Asia Program

Events

1700 Years and Counting

December 05, 2000 // 11:00pm

By Amy McCreedy
Program Associate

David Arase, associate professor of politics, Pomona College
Joshua Fogel, professor of history and chair of the East Asian Languages and Cultural Studies Department, University of California, Santa Barbara
Mike Mochizuki, associate professor of political science and chair of Japan-U.S. Relations, George Washington University
Quansheng Zhao, professor of international relations and director of the Comparative and Regional Studies Division, American University

Japan and China are near neighbors, economically interdependent, and share cultural ties going back 17 centuries. Yet relations between them are tense and uncertain. This two-hour seminar brought together four experts to help illuminate the complex ties between the two Asian giants and the implications for U.S. foreign policy.

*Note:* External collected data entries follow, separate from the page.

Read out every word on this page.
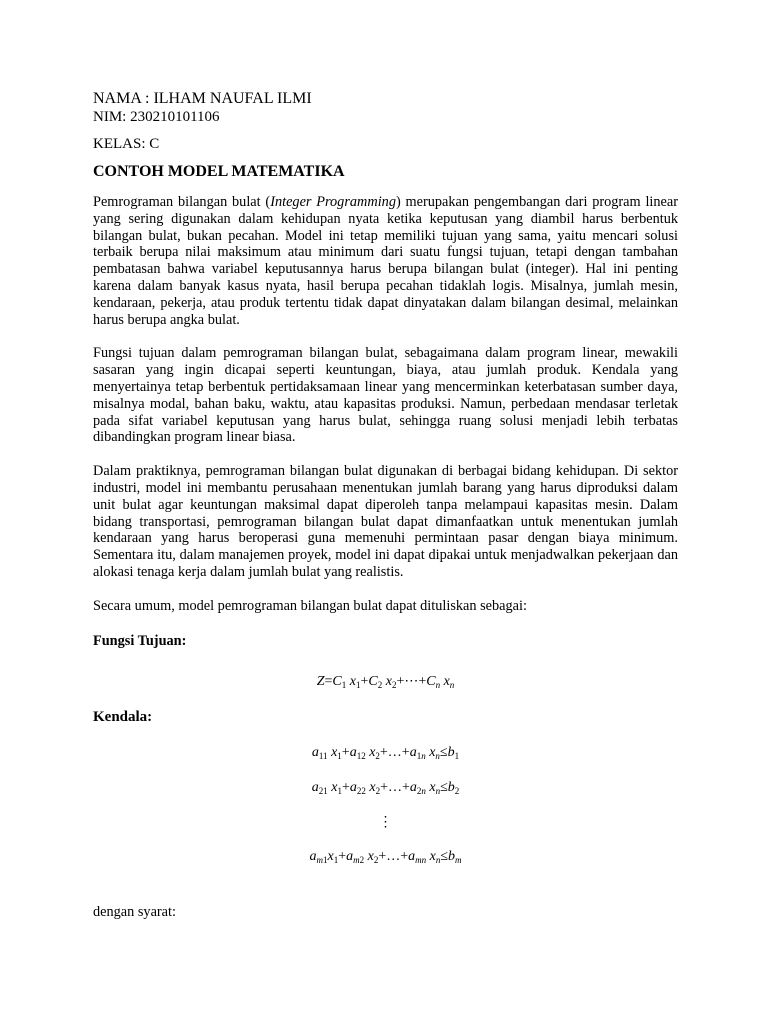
NAMA : ILHAM NAUFAL ILMI
NIM: 230210101106
KELAS: C
CONTOH MODEL MATEMATIKA

Pemrograman bilangan bulat (Integer Programming) merupakan pengembangan dari program linear yang sering digunakan dalam kehidupan nyata ketika keputusan yang diambil harus berbentuk bilangan bulat, bukan pecahan. Model ini tetap memiliki tujuan yang sama, yaitu mencari solusi terbaik berupa nilai maksimum atau minimum dari suatu fungsi tujuan, tetapi dengan tambahan pembatasan bahwa variabel keputusannya harus berupa bilangan bulat (integer). Hal ini penting karena dalam banyak kasus nyata, hasil berupa pecahan tidaklah logis. Misalnya, jumlah mesin, kendaraan, pekerja, atau produk tertentu tidak dapat dinyatakan dalam bilangan desimal, melainkan harus berupa angka bulat.

Fungsi tujuan dalam pemrograman bilangan bulat, sebagaimana dalam program linear, mewakili sasaran yang ingin dicapai seperti keuntungan, biaya, atau jumlah produk. Kendala yang menyertainya tetap berbentuk pertidaksamaan linear yang mencerminkan keterbatasan sumber daya, misalnya modal, bahan baku, waktu, atau kapasitas produksi. Namun, perbedaan mendasar terletak pada sifat variabel keputusan yang harus bulat, sehingga ruang solusi menjadi lebih terbatas dibandingkan program linear biasa.

Dalam praktiknya, pemrograman bilangan bulat digunakan di berbagai bidang kehidupan. Di sektor industri, model ini membantu perusahaan menentukan jumlah barang yang harus diproduksi dalam unit bulat agar keuntungan maksimal dapat diperoleh tanpa melampaui kapasitas mesin. Dalam bidang transportasi, pemrograman bilangan bulat dapat dimanfaatkan untuk menentukan jumlah kendaraan yang harus beroperasi guna memenuhi permintaan pasar dengan biaya minimum. Sementara itu, dalam manajemen proyek, model ini dapat dipakai untuk menjadwalkan pekerjaan dan alokasi tenaga kerja dalam jumlah bulat yang realistis.

Secara umum, model pemrograman bilangan bulat dapat dituliskan sebagai:

Fungsi Tujuan:
$Z=C_1$ $x_1+C_2$ $x_2+\cdots+C_n$ $x_n$
Kendala:
$a_{11}$ $x_1+a_{12}$ $x_2+\dots+a_{1n}$ $x_n\le b_1$
$a_{21}$ $x_1+a_{22}$ $x_2+\dots+a_{2n}$ $x_n\le b_2$
⋮
$a_{m1}x_1+a_{m2}$ $x_2+\dots+a_{mn}$ $x_n\le b_m$
dengan syarat:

David Arase of Pomona College argued that the discord between the two countries will not be easy to dispel. 65 percent of Chinese call Japan their "least favorite" country. Meanwhile, the number of Japanese who are pessimistic about future relations with China has grown to 48 percent. China continues to oppose any U.S.-Japan cooperation on Theater Missile Defense (TMD), and Japan wants China to stop demonizing Japan in its public diplomacy. According to David Arase, in the future Japan may use fewer carrots and more sticks to influence China. For example, Japan is likely to curtail foreign aid, feeling that China is insufficiently grateful for $20 billion over the past two decades.

Mike Mochizuki of George Washington University maintained that geopolitics goes a long way to explain the current state of affairs. Relations between Japan, China, and the United States are often described as a triangle, but it is important to remember that the U.S.-Japan side is by far the more robust. This has the result of weakening the other two sides. The more the U.S.-Japan alliance deepens (for example, Japan has agreed to provide "logistical support" to the United States in the case of a regional conflict), the more the U.S. and Japan must take care not to alienate China.

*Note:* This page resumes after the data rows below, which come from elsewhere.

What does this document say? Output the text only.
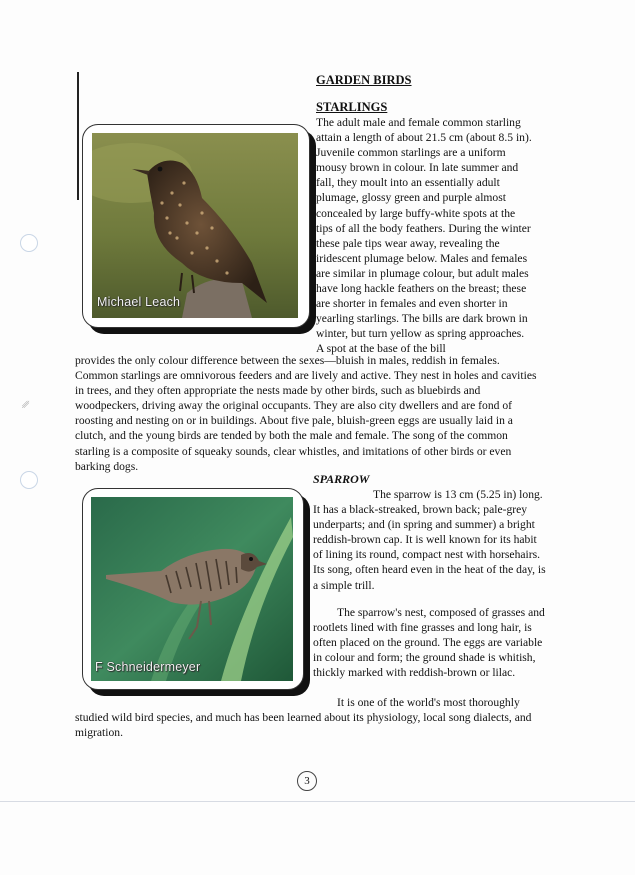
␥
GARDEN BIRDS
Michael Leach
STARLINGS
The adult male and female common starling attain a length of about 21.5 cm (about 8.5 in). Juvenile common starlings are a uniform mousy brown in colour. In late summer and fall, they moult into an essentially adult plumage, glossy green and purple almost concealed by large buffy-white spots at the tips of all the body feathers. During the winter these pale tips wear away, revealing the iridescent plumage below. Males and females are similar in plumage colour, but adult males have long hackle feathers on the breast; these are shorter in females and even shorter in yearling starlings. The bills are dark brown in winter, but turn yellow as spring approaches. A spot at the base of the bill
provides the only colour difference between the sexes—bluish in males, reddish in females. Common starlings are omnivorous feeders and are lively and active. They nest in holes and cavities in trees, and they often appropriate the nests made by other birds, such as bluebirds and woodpeckers, driving away the original occupants. They are also city dwellers and are fond of roosting and nesting on or in buildings. About five pale, bluish-green eggs are usually laid in a clutch, and the young birds are tended by both the male and female. The song of the common starling is a composite of squeaky sounds, clear whistles, and imitations of other birds or even barking dogs.
SPARROW
F Schneidermeyer
The sparrow is 13 cm (5.25 in) long. It has a black-streaked, brown back; pale-grey underparts; and (in spring and summer) a bright reddish-brown cap. It is well known for its habit of lining its round, compact nest with horsehairs. Its song, often heard even in the heat of the day, is a simple trill.
The sparrow's nest, composed of grasses and rootlets lined with fine grasses and long hair, is often placed on the ground. The eggs are variable in colour and form; the ground shade is whitish, thickly marked with reddish-brown or lilac.
It is one of the world's most thoroughly
studied wild bird species, and much has been learned about its physiology, local song dialects, and migration.
3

Quansheng Zhao of American University conceptualized East Asia's power reconfiguration as "two ups" and "two downs." The "ups" are the promotion of the United States to sole superpower and the remarkable rise of China. The "downs" are the collapse of the Soviet Union and the 10-year recession in Japan. Thus, the geopolitical landscape was transformed by the disappearance of a Soviet threat, while China's full-steam economic advancement is alarming to a Japan that cannot seem to extricate itself from economic recession. Gaps in GDP, trade, and foreign investment between China and Japan have all narrowed.

Joshua Fogel, a historian from the University of California at Santa Barbara, was a bit more upbeat than his colleagues, giving an overview of more than 1000 years of generally friendly China-Japan ties. Dr. Fogel pointed out that several difficult decades is, after all, "only a blink of an eye" to a historian. For most of its history, Japan looked to China with awe and respect. More recently, China has seen Japan as a model for "modernizing without losing your soul."

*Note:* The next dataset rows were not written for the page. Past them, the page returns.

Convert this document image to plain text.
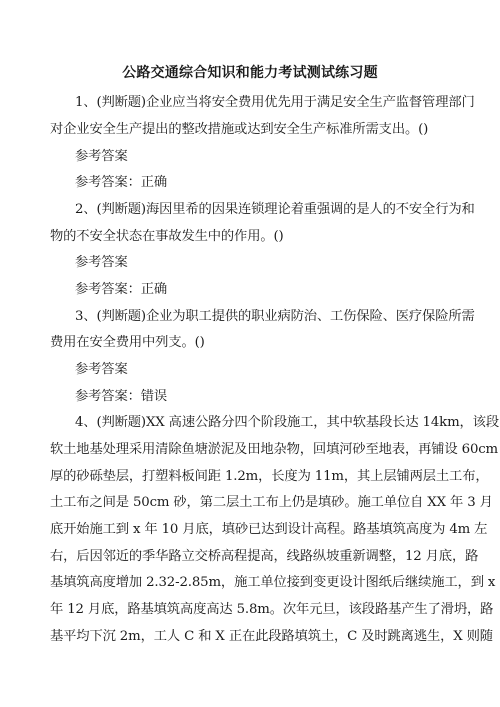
公路交通综合知识和能力考试测试练习题
1、(判断题)企业应当将安全费用优先用于满足安全生产监督管理部门
对企业安全生产提出的整改措施或达到安全生产标准所需支出。()
参考答案
参考答案：正确
2、(判断题)海因里希的因果连锁理论着重强调的是人的不安全行为和
物的不安全状态在事故发生中的作用。()
参考答案
参考答案：正确
3、(判断题)企业为职工提供的职业病防治、工伤保险、医疗保险所需
费用在安全费用中列支。()
参考答案
参考答案：错误
4、(判断题)XX 高速公路分四个阶段施工，其中软基段长达 14km，该段
软土地基处理采用清除鱼塘淤泥及田地杂物，回填河砂至地表，再铺设 60cm
厚的砂砾垫层，打塑料板间距 1.2m，长度为 11m，其上层铺两层土工布，
土工布之间是 50cm 砂，第二层土工布上仍是填砂。施工单位自 XX 年 3 月
底开始施工到 x 年 10 月底，填砂已达到设计高程。路基填筑高度为 4m 左
右，后因邻近的季华路立交桥高程提高，线路纵坡重新调整，12 月底，路
基填筑高度增加 2.32-2.85m，施工单位接到变更设计图纸后继续施工，到 x
年 12 月底，路基填筑高度高达 5.8m。次年元旦，该段路基产生了滑坍，路
基平均下沉 2m，工人 C 和 X 正在此段路填筑土，C 及时跳离逃生，X 则随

All the panelists expressed hope for a better future, partly on the basis of increasing interdependence. After all, China is Japan's number-two trading partner, and Japan is China's number-one trading partner. However, Taiwan remained the big "if" in everyone's scenarios. Trade and prosperity will continue to grow if a conflict over Taiwan can be avoided. Meanwhile, the Korean peninsula is an "overlapping concern" that will unite neighboring nations rather than divide them-at least in the near future.

The speakers also agreed that the United States is crucial to maintaining stability in the region. By playing the role of "balancer" whenever possible, by continuing to engage Beijing, and by mediating to prevent calamity in the Taiwan Strait, the United States can help China and Japan to overcome their differences.

Following the seminar, two of the four speakers, David Arase and Quansheng Zhao, repeated their presentations at a December 7 Capitol Hill breakfast, attended by congressional staffers.